I grew up in the shadows of drive-in theater screens, tall towers looming blank in daytime and bathed in projector-light dreams after dark.
My father was a movie exhibitor, managing indoor theaters and drive-ins through my teenage years. I was conceived behind a drive-in on U.S. 19 in Pasco County, not in the back seat as others likely were but in a house that was part of the manager's salary in those days.
Watching movie stars under the stars — sometimes gazing upward from playground equipment in front of the tower — are special memories.
I'm not alone in that affection, judging by the number of outdoor theater events sponsored by community groups at parks, swimming pools, anywhere people can set up lawn chairs and coolers before a temporary screen. Drive-ins are nearly extinct but often crowded with cars where available.
It's a family affair for those viewers, too. That's why they're bringing it home.
Living rooms are widely subbing for megaplexes with large-screen televisions, DVD players and surrounding audio systems.
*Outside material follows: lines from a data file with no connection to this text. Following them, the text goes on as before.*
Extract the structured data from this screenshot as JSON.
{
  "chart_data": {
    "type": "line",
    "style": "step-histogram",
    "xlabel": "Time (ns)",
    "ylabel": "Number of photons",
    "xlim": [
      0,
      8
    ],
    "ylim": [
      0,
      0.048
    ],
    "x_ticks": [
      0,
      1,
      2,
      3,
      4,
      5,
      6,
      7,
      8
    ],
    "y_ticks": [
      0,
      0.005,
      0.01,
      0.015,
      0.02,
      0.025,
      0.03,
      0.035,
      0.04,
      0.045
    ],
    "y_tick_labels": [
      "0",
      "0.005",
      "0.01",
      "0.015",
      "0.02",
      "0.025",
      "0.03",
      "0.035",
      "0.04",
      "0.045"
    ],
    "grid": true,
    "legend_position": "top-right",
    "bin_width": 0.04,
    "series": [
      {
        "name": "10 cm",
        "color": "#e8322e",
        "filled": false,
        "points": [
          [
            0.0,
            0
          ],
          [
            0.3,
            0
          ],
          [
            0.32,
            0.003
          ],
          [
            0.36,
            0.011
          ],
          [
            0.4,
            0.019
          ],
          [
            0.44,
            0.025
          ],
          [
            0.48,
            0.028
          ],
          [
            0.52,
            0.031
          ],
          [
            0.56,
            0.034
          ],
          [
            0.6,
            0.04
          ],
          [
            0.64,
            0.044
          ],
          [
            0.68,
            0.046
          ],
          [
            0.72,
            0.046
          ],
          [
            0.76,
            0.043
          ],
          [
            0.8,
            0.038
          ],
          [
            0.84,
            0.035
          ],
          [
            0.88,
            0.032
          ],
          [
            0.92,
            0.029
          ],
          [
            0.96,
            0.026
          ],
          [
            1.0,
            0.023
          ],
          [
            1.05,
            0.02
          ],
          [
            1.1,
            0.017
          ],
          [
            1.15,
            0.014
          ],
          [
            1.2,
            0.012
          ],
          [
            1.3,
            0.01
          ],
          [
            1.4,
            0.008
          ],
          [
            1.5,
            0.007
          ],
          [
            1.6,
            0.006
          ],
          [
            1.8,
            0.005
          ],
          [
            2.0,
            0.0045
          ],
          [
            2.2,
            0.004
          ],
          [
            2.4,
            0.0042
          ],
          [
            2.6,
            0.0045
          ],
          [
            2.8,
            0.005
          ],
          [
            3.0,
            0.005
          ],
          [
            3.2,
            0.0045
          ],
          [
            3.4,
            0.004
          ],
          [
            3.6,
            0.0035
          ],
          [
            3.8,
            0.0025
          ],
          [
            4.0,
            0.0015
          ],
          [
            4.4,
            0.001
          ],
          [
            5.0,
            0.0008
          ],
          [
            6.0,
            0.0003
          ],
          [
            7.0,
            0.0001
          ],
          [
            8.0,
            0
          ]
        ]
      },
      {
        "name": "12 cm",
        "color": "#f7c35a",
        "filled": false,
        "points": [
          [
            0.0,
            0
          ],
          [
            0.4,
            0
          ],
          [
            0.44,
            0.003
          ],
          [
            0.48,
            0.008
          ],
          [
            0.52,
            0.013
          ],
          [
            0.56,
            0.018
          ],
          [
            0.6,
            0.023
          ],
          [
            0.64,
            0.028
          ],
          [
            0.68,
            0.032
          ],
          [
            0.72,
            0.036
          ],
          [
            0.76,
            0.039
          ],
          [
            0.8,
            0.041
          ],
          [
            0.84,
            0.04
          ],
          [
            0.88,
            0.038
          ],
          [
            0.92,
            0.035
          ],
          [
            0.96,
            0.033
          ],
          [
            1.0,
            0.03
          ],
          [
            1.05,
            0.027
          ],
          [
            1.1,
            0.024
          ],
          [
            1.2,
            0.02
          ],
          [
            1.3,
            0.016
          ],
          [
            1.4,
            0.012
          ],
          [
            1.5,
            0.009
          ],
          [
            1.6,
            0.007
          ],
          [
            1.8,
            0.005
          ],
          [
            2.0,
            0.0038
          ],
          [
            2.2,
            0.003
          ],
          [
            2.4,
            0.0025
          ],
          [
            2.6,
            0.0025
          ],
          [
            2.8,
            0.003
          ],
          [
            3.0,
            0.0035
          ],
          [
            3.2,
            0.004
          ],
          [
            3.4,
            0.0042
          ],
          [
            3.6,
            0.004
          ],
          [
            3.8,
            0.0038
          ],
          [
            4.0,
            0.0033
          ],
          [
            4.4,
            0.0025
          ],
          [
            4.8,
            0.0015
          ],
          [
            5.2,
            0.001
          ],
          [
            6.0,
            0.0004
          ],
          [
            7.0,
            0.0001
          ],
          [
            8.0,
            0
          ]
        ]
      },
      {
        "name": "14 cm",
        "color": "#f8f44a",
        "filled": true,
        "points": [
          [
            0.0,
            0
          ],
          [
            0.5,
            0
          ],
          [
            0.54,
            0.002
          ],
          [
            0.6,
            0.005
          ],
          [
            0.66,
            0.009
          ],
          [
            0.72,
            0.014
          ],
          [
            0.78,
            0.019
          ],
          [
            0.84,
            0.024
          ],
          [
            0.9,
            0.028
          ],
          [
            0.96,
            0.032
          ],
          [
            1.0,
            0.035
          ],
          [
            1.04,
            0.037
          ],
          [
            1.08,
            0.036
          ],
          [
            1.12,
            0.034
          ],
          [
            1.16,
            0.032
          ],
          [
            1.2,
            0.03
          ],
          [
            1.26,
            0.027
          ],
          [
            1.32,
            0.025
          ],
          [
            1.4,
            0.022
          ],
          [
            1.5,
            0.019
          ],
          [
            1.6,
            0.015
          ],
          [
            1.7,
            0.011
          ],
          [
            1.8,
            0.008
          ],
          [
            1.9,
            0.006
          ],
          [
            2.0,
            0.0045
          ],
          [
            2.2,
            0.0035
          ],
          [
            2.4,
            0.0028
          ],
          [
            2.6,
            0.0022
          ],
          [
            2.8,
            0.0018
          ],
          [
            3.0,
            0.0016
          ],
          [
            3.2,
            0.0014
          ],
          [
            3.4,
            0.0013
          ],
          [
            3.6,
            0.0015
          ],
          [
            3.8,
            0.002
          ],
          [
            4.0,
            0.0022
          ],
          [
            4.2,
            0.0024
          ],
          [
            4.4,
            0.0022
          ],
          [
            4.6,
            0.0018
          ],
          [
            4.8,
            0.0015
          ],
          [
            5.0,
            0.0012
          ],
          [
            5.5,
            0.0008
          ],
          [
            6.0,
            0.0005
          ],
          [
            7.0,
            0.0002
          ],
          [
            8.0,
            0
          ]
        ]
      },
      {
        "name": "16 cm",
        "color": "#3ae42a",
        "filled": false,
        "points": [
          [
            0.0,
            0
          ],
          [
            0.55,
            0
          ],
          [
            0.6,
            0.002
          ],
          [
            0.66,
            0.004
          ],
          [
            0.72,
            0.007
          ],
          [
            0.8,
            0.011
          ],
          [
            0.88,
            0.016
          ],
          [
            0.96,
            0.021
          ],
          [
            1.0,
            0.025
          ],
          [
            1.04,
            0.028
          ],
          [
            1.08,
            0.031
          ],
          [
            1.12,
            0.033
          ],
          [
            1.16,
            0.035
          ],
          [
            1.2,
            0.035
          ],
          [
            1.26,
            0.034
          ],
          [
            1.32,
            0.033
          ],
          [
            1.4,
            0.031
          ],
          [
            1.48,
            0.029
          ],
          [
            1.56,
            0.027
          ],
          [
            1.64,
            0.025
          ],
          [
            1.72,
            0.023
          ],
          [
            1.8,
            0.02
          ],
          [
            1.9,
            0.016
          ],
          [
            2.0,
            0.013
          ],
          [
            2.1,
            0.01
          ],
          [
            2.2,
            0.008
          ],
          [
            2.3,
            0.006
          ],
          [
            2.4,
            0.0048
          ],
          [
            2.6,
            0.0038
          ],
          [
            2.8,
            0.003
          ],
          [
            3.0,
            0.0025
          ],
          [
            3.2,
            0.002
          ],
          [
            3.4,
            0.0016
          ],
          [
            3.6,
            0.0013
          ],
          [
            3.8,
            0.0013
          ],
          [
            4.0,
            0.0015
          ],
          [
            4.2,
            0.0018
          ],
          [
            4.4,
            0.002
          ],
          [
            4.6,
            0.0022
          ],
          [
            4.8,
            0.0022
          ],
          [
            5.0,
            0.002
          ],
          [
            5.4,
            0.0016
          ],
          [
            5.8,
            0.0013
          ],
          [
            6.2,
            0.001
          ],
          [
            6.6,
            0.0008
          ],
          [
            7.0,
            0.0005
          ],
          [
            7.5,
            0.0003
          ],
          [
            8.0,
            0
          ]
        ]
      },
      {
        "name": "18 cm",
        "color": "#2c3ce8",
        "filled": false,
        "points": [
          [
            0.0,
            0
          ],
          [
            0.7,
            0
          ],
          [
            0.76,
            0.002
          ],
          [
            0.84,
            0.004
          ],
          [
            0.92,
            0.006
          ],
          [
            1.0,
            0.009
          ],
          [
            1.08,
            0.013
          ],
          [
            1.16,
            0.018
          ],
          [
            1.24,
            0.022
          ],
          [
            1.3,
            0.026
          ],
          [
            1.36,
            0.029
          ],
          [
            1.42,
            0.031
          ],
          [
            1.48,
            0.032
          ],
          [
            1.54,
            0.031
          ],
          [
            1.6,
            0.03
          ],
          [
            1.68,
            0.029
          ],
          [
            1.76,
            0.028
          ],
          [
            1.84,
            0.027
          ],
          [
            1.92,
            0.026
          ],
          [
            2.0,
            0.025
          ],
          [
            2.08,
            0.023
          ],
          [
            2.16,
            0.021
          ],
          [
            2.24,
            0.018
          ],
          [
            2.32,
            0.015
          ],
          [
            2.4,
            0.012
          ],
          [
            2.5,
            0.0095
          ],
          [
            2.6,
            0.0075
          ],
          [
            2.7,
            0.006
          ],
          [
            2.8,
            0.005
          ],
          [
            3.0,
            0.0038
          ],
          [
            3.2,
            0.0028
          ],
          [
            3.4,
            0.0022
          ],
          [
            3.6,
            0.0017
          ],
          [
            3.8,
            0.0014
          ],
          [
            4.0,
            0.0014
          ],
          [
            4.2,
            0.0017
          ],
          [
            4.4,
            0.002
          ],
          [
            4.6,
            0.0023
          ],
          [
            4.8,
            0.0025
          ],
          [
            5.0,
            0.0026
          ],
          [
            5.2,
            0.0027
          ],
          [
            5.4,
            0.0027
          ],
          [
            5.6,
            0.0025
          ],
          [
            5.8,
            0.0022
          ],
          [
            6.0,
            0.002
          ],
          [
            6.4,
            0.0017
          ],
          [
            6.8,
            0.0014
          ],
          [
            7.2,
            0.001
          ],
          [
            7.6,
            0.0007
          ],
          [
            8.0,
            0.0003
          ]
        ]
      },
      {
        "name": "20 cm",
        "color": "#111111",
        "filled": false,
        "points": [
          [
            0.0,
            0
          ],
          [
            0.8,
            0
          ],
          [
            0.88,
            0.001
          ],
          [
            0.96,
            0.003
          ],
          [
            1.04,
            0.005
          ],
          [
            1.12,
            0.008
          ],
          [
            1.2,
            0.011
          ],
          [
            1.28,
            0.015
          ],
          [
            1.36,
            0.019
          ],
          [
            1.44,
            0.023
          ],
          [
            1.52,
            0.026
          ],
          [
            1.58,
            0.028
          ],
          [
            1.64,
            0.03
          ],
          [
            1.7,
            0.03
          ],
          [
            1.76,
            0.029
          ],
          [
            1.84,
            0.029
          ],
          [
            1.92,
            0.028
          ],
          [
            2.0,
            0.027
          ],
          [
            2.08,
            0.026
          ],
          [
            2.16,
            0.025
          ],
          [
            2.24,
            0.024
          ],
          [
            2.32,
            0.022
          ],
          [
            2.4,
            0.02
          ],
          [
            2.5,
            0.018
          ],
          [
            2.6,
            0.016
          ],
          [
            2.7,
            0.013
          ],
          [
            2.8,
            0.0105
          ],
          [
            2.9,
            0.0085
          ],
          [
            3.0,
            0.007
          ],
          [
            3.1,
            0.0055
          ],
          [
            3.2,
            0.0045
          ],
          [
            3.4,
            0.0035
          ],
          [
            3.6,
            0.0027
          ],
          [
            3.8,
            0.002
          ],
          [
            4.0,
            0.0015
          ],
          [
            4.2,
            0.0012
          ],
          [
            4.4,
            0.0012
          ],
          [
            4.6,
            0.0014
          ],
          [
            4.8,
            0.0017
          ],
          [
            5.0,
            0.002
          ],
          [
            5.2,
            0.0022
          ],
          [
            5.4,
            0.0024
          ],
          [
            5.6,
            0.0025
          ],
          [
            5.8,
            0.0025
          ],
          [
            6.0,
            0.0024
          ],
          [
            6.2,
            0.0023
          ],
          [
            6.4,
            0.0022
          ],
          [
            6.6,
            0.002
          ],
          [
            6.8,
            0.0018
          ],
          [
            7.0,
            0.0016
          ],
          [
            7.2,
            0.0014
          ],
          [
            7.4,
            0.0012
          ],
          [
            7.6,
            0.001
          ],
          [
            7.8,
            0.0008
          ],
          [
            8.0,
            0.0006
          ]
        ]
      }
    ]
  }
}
Now a growing number of homeowners are building backyard theater experiences, encouraged by the availability of inflatable screens and portable technology.
Movie lovers like Randy Fisk of Coral Valley, Ill., construct more elaborate outdoor theater systems that would make Home Improvement's Tim Taylor drool.
Fisk collects such strategies and photographs on his Web site, BackyardTheater.com.
"Originally it was only us geeks who were interested," Fisk said over the phone recently. "Over time, people in business have had to use projectors and got friendly with the whole idea. (The site) is a way to chronicle what's working and what doesn't. It's not rocket science."
But it can be trial and error. Fisk's first attempt a decade ago resulted in a heavy plywood screen that blew down during a storm. Now his back yard features a 12-foot-wide aluminum frame with stretched screen fabric, raised 7 feet off the ground. Electronic components are kept on a rolling cart to avoid weather damage.
Construction inexperience or neighborhood deed restrictions may make such a permanent set-up prohibitive.
Fisk recommends that newbies take an easier, economical and temporary route for starters.
"It doesn't have to be really dynamic," he said. "It can be a bed sheet and a borrowed projector."
For a more aesthetically pleasing setup, an inflatable screen is a smart beginning. Twelve-foot models are available online from several outlets such as WalMart.com, ranging in price from $198 (including one modeled after Mickey Mouse) to $229.
Each unit comes with an attached air blower, plus tethering cords and anchor spikes. Just plug it in, secure the screen and air continually circulates, maintaining inflation.
"For the vast majority of people, these inflatables are very handy," Fisk said. "They're typically stored in a bag, and in three or four minutes you're ready to go."
Practically any DVD-friendly technology with solid audio capabilities may be used, from game boxes and laptop computers to high-end players. The trick is using a DVD source connectable to a projector — the most expensive component — that also plugs into satisfactory speakers stationed at the base of the screen. Adapters or longer cables may be required.
Projectors are available at many electronics and discount stores and their Web sites, priced at $500 and way up. If that's too pricey, some rental stores offer projectors for less than $50 per week. If you're lucky enough to work at a business that owns a projector, ask about borrowing one for the weekend. (Inviting the boss' family would boost that chance.)
That is, unless you're the boss, like Ron Lee and Kristin Coffey, owners of Cheers Events, a party-planning company. Lee and Coffey regularly supply private and corporate events with all the necessary equipment. When it isn't booked, they may set up a theater in their St. Petersburg back yard for personal entertainment.
With the proper setup, a backyard movie theater is the next best thing to drive-in days. I went the flashback route on my 50th birthday, buying a discounted inflatable screen and trading it to a party service for providing the projector and audio. More than 100 of my closest friends enjoyed The Big Lebowski under December moonlight, preceded by vintage preview trailers and concession stand ads.
The only things missing were Pic mosquito repellent coils (who needs DDT?) and honking car horns. And a swing set.